Download revision map examples to encourage linking of knowledge as MS Word or pdf.

So what does this look like in the science classroom? When questioning students during a lesson, once they give you the answer that suggests they have the core knowledge, ask them a ‘why’ question to get them to explain this idea further. For example:

Teacher: What is an exothermic reaction?

Student: A reaction that releases energy.

T: Correct. Can you give an example?

S: Yes – combustion.

T: That’s right – what’s a common example of combustion?

S: Burning a candle.

T: Yes, what’s the chemical reaction involved?

S: The wax reacts with oxygen to produce carbon dioxide and water. Heat and light energy are released.

So in this example, the student is being encouraged to connect their new knowledge of exothermic reactions to what they already know about combustion reactions.

Students can also be encouraged to initiate elaboration themselves.
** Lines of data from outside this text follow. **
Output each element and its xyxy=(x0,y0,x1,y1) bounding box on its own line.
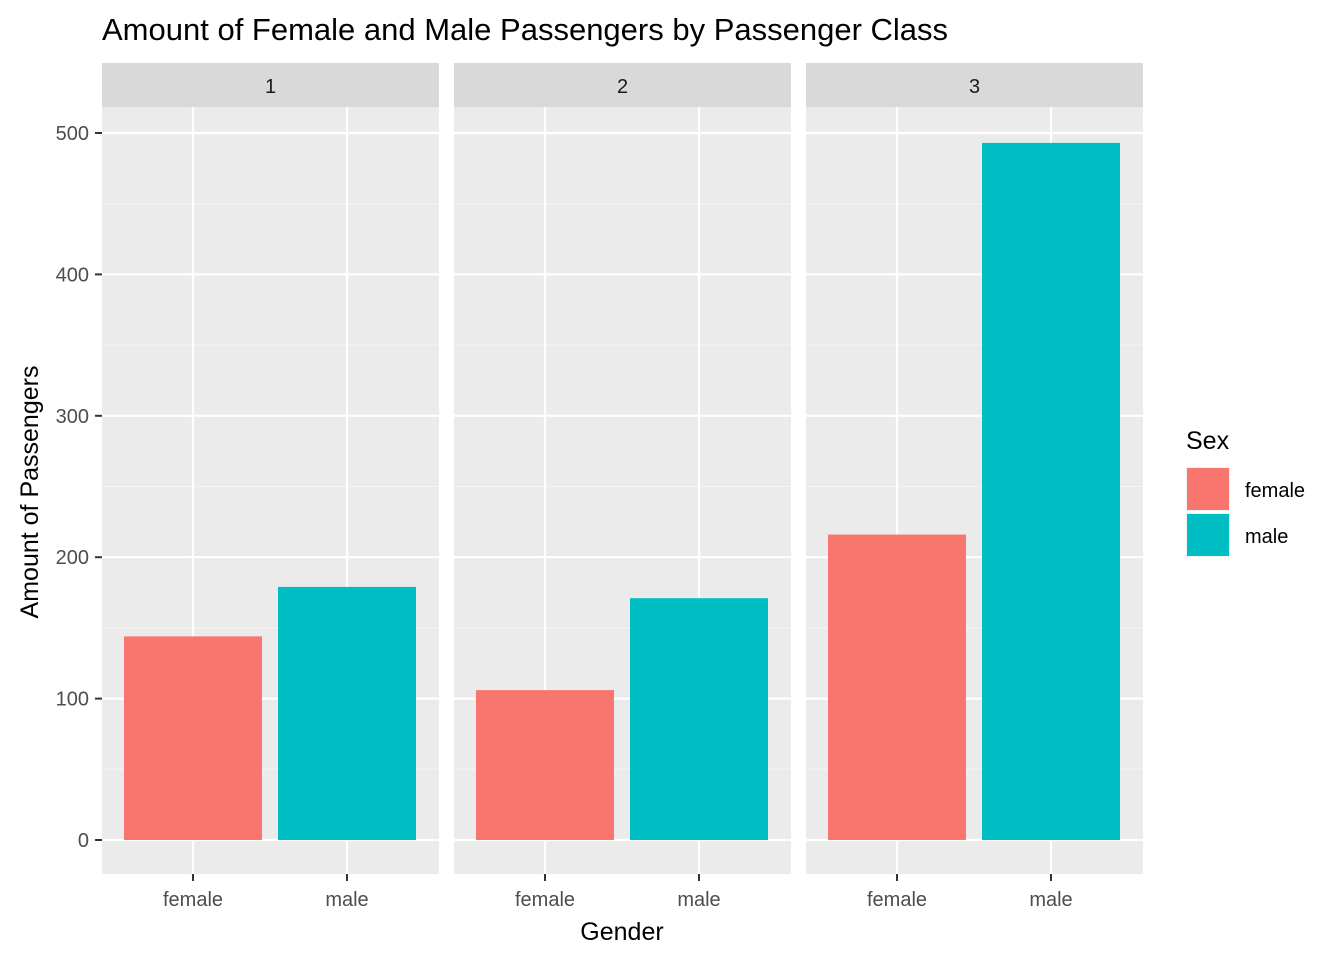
legend-title: Sex xyxy=(1186,427,1230,455)
legend-label-female: female xyxy=(1245,480,1305,502)
facet-panel-1: 1 female male xyxy=(102,63,439,911)
facet-strip xyxy=(806,63,1143,107)
y-axis: 0 100 200 300 400 500 xyxy=(56,123,102,852)
facet-strip xyxy=(454,63,791,107)
bar-female-class-3 xyxy=(828,534,966,840)
legend-swatch-female xyxy=(1187,468,1229,510)
facet-strip-label: 2 xyxy=(617,76,628,98)
x-tick-label: female xyxy=(515,889,575,911)
x-tick-label: male xyxy=(1029,889,1072,911)
facet-panels: 1 female male 2 female male 3 female male xyxy=(102,63,1143,911)
facet-panel-2: 2 female male xyxy=(454,63,791,911)
facet-strip xyxy=(102,63,439,107)
y-tick-label: 300 xyxy=(56,406,89,428)
y-tick-label: 0 xyxy=(78,830,89,852)
x-tick-label: female xyxy=(867,889,927,911)
y-tick-label: 100 xyxy=(56,689,89,711)
facet-strip-label: 3 xyxy=(969,76,980,98)
legend: Sex female male xyxy=(1186,427,1305,557)
x-tick-label: male xyxy=(325,889,368,911)
y-tick-label: 500 xyxy=(56,123,89,145)
bar-female-class-2 xyxy=(476,690,614,840)
y-tick-label: 200 xyxy=(56,547,89,569)
chart-title: Amount of Female and Male Passengers by … xyxy=(102,12,948,47)
x-tick-label: male xyxy=(677,889,720,911)
bar-male-class-3 xyxy=(982,142,1120,840)
facet-panel-3: 3 female male xyxy=(806,63,1143,911)
facet-strip-label: 1 xyxy=(265,76,276,98)
x-axis-title: Gender xyxy=(580,918,663,946)
x-tick-label: female xyxy=(163,889,223,911)
bar-male-class-2 xyxy=(630,598,768,840)
legend-swatch-male xyxy=(1187,514,1229,556)
bar-male-class-1 xyxy=(278,586,416,840)
bar-female-class-1 xyxy=(124,636,262,840)
y-tick-label: 400 xyxy=(56,264,89,286)
y-axis-title: Amount of Passengers xyxy=(16,366,44,619)
legend-label-male: male xyxy=(1245,526,1288,548)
Give them a list of key words/ideas that have been studied in a topic. You can then ask them to do two things with this list: (a) question themselves about how these ideas work and why, and write this down; (b) explain how these ideas link together. This is also useful as it allows you to identify any misconceptions and then intervene accordingly.

The great thing about elaborative interrogation is that from a teacher’s point of view it is a low effort, high impact strategy. It takes very little planning on the teacher’s part, other than thinking about the elaborative questions you will ask, but the evidence suggests it will have a significant impact on the long-term retention of knowledge. A perfect combination!

This article is part of the series 7 simple rules for science teaching, developed in response to the EEF’s Improving secondary science guidance. It supports rule 4d, Encourage pupils to elaborate on what they have learned.